Today kicked off Happy Family Time, which is to say that hubby has a few days off and it finally feels like Christmas. I had big plans for today - we were going to wake up late, have some waffles and bacon, and go out and let our combined bonuses buy us a replacement for our tv, which is 20" and has a weird permanent splash of orange in the bottom left corner. Possibly we were going to have a group nap, and we were definitely going to get the tree up and decorated before the 23rd of December for once in our lives.
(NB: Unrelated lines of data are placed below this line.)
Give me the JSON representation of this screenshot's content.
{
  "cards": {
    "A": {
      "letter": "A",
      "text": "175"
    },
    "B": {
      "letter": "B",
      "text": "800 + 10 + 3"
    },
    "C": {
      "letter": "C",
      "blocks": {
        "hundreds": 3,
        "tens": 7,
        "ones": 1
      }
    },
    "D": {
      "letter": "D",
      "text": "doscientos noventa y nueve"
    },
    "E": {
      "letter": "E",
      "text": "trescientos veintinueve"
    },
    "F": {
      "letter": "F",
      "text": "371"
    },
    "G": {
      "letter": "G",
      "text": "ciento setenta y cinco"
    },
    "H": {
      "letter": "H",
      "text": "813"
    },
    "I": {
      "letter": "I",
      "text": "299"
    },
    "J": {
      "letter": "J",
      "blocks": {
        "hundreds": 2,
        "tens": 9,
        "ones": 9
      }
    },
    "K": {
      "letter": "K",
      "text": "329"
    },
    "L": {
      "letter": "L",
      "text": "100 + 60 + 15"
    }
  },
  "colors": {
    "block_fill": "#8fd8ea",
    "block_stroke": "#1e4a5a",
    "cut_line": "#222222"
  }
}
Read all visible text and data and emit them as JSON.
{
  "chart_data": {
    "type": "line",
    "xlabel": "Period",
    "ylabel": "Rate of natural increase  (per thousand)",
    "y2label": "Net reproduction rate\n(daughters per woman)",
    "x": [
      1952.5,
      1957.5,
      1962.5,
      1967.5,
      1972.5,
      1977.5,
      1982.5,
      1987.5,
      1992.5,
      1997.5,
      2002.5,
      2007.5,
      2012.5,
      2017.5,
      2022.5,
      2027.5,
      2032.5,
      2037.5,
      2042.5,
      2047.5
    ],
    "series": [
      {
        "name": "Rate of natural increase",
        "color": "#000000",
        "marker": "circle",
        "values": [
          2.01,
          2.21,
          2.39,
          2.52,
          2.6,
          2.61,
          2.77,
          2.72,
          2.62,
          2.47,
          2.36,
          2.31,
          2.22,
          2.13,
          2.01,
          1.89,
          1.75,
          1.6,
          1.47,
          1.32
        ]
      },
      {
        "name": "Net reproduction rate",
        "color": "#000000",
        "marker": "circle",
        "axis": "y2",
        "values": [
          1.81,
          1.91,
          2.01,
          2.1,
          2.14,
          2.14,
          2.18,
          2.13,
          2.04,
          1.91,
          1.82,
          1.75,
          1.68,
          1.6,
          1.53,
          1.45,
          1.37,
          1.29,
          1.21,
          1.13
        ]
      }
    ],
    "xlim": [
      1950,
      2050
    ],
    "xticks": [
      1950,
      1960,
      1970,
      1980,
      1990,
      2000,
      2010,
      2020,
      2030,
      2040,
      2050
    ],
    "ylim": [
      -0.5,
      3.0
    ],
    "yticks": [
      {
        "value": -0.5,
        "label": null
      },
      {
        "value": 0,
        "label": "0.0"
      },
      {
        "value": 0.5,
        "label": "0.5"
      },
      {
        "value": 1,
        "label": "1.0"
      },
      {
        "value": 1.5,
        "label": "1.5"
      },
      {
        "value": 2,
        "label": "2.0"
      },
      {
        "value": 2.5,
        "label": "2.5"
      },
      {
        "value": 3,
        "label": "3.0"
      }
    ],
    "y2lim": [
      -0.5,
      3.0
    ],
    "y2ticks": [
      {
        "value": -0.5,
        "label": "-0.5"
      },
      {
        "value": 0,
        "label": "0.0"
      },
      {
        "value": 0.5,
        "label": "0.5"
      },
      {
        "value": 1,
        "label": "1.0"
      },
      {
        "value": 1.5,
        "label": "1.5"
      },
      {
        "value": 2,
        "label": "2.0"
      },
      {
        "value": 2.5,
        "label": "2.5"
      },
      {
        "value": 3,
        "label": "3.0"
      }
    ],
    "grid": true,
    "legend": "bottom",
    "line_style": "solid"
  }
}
Naturally that meant the toddler woke up early and crabby, we didn't get waffles OR bacon, and we didn't get anywhere close to leaving the house. Other than hubby, who fled the scene (ostensibly to borrow a saw to saw off the bottom off the Christmas tree, because I know we have one but do you think I can fucking find it?) when I bellowed at our whiny 2 year old, "WE. ARE. HAVING. HAPPY FAMILY TIME!"

Our group nap was interrupted by an unannounced visit from the inlaws, who brought brightly wrapped presents for our son and then told him he couldn't open them. Of course. Because toddlers totally get that, right?

Anyway. Somewhere around then I pulled my own head out of my ass and decided to just roll with the punches, and it didn't even have anything to do with alcohol. (Though it might have had something to do with flogging my MIL through a snowy field pulling a 40-lb toddler on the sled she brought him, because I was *ahem* too busy taking pictures to pull him myself. Warmed my heart to see her getting some exercise, I tell ya.) Happy Family Time did indeed turn into actual happy family time, and I even got some cookies baked.

And we got the tree up on the 20th. SCORE.